Data concerning the development and evaluation of DOM are limited. As of January 2003, more than 160 members of the surgical staff at Methodist University Hospital in Memphis had completed DOM training. Evaluations of DOM include documented improvements in participants' attitudes toward the importance of OR teamwork issues, favorable reactions to the usefulness of DOM training, and a 50-percent reduction in surgical material-count errors.140 At the same time, the small sample size and generalized nature of the findings prohibit a thorough assessment. Moreover, the lack of control groups makes a determination regarding the specific source of the improved outcomes all the more difficult.

Geriatric Interdisciplinary Team Training (GITT)

GITT provides interdisciplinary team training for physicians, nurses, nurse practitioners, social workers, pharmacists, therapists, and administrators,142 leveraging the effects of interdisciplinary teamwork to improve patient care. The program, sponsored by the Rhode Island Geriatric Research Center, also serves as an instrument of responsive change, establishing academic-industry partnerships to address the needs of health care providers.

GITT training is also fundamentally similar to the MedTeams and Medical Team Management programs. It includes a full day of team self-evaluation and skills training. The self-evaluation exercise makes use of the Strength Development Inventory, which helps team members to recognize their preferred interpersonal styles of relating.143 It also incorporates the Team Signatures Technology tool, which assists each team to identify the underlying system of social dynamics, using the team's cohesion, leadership, and diversity quotients, as well as other measures.144

The team's self-evaluation exercises are followed by formal classroom instruction in the principles of effective teamwork, the phases of team development, conflict management, leadership, and other interdependence skills.142 A half-day followup training class is provided approximately 1 year later, to reinforce learned concepts. High-fidelity simulators, such as those used in ACRM training, are not a component of the GITT program.

Data pertinent to the development and evaluation of GITT are, again, limited. Just three of the original eight teams that took part in the GITT program—all from geriatric treatment facilities in Rhode Island—participated in the followup training 1 year later. The remaining five teams had been disbanded, following administrative reassignments.

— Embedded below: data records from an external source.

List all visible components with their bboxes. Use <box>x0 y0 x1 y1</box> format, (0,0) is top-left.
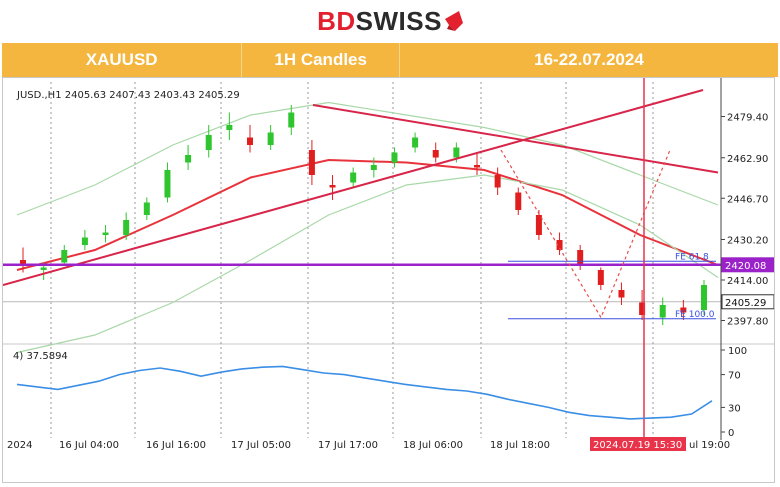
candle-body <box>432 150 439 158</box>
chart-frame: FE 61.8 FE 100.0 2479.40 2462.90 2446.70 243… <box>2 77 775 483</box>
candle-body <box>453 147 460 158</box>
y-tick-label: 2397.80 <box>727 317 768 328</box>
x-tick-label: 2024 <box>7 440 32 451</box>
candle-body <box>247 137 253 145</box>
candle-body <box>391 152 398 163</box>
brand-arrow-icon <box>444 11 463 31</box>
indicator-line <box>16 365 713 420</box>
candle-body <box>61 250 68 263</box>
candle-body <box>143 202 150 215</box>
resistance-trendline <box>312 104 719 174</box>
band-line <box>16 174 719 354</box>
brand-logo: BD SWISS <box>317 6 463 37</box>
y-tick-label: 2414.00 <box>727 276 768 287</box>
price-chart: FE 61.8 FE 100.0 2479.40 2462.90 2446.70 243… <box>2 78 775 451</box>
candle-body <box>40 267 47 270</box>
candle-body <box>123 220 130 235</box>
candle-body <box>680 307 687 313</box>
candle-body <box>597 270 604 285</box>
candle-body <box>412 137 419 148</box>
logo-area: BD SWISS <box>0 0 780 42</box>
x-tick-label: 18 Jul 18:00 <box>490 440 550 451</box>
candle-body <box>556 240 563 250</box>
candle-body <box>81 237 88 245</box>
price-tag-label: 2405.29 <box>725 298 766 309</box>
y-tick-label: 2462.90 <box>727 154 768 165</box>
candle-body <box>226 125 233 130</box>
candle-body <box>701 285 707 310</box>
candle-body <box>308 150 315 175</box>
y-tick-label: 2446.70 <box>727 194 768 205</box>
moving-average-line <box>16 158 719 271</box>
candle-body <box>205 135 212 150</box>
time-tag-label: 2024.07.19 15:30 <box>593 440 682 451</box>
indicator-tick-label: 100 <box>728 346 747 357</box>
band-line <box>16 101 719 216</box>
candle-body <box>350 172 357 183</box>
x-tick-label: 17 Jul 05:00 <box>231 440 291 451</box>
candle-body <box>102 232 109 235</box>
x-tick-label: 16 Jul 04:00 <box>59 440 119 451</box>
candle-body <box>577 250 584 265</box>
candle-body <box>185 155 192 163</box>
time-tag-box <box>590 437 686 451</box>
brand-swiss: SWISS <box>355 5 442 36</box>
indicator-tick-label: 70 <box>728 371 741 382</box>
candle-body <box>20 260 26 265</box>
price-tag-label: 2420.08 <box>725 261 766 272</box>
candle-body <box>618 290 625 298</box>
x-tick-label: 17 Jul 17:00 <box>318 440 378 451</box>
fibonacci-label: FE 100.0 <box>675 310 715 320</box>
candle-body <box>164 170 171 198</box>
candle-body <box>329 185 336 188</box>
candle-body <box>639 302 646 315</box>
support-trendline <box>2 89 704 286</box>
header-timeframe: 1H Candles <box>242 43 400 77</box>
x-tick-label: ul 19:00 <box>689 440 730 451</box>
candle-body <box>515 192 522 210</box>
x-tick-label: 18 Jul 06:00 <box>403 440 463 451</box>
header-symbol: XAUUSD <box>2 43 243 77</box>
candle-body <box>494 175 501 188</box>
header-period: 16-22.07.2024 <box>534 50 644 69</box>
candle-body <box>474 165 480 168</box>
indicator-tick-label: 0 <box>728 428 734 439</box>
brand-bd: BD <box>317 5 356 36</box>
candle-body <box>288 112 295 128</box>
chart-info-line: JUSD.,H1 2405.63 2407.43 2403.43 2405.29 <box>16 90 240 101</box>
fibonacci-label: FE 61.8 <box>675 252 709 262</box>
candle-body <box>535 215 542 235</box>
indicator-label: 4) 37.5894 <box>13 351 68 362</box>
y-tick-label: 2479.40 <box>727 113 768 124</box>
candle-body <box>267 132 274 145</box>
y-tick-label: 2430.20 <box>727 236 768 247</box>
indicator-tick-label: 30 <box>728 403 741 414</box>
candle-body <box>370 165 377 170</box>
chart-header-bar: XAUUSD 1H Candles 16-22.07.2024 <box>2 43 778 77</box>
candle-body <box>659 305 666 318</box>
x-tick-label: 16 Jul 16:00 <box>146 440 206 451</box>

As a result, the evaluation of GITT instruction has been extremely limited. The program was assessed using a comparison of participant pre- and posttraining test scores for a variety of dimensions, including communications abilities, team cohesion, attitudes towards health care teams, and self-described skills.142

Posttraining statistical means were higher than pretraining levels on all measured variables. But the small sample size, the high level of attrition, and the absence of control groups prohibit useful generalizations. To date, we have been unable to identify any other forms of validation evidence (i.e., posttraining changes in trainee knowledge or skills levels, changes in organizational effectiveness, or the extent of behavioral transfer) for this program.

Summary

This chapter has summarized the general state of medical team training. We focused our discussion primarily on Anesthesia Crisis Resource Management (ACRM), MedTeams, and Medical Team Management (MTM) programs, because these are the most thoroughly documented medical team training processes. Together, these programs have provided documented improvements in patient safety.

Nevertheless, and despite the encouraging nature of the data, the degree to which CRM-based medical team training is an enhancement to patient safety remains in question. Our next chapter will integrate the findings into conclusions and recommendations relevant to medical team training, in an effort to provide a strategy that is useful for further investigation and comparison. The final chapter will propose avenues for future research.


a. More on the AHRQ patient safety portfolio and the associated grant awards is available at http://www.ahrq.gov/qual/errorsix.htm.
b. This objection applies equally to all three programs, none of which gathers information from cultural assessments.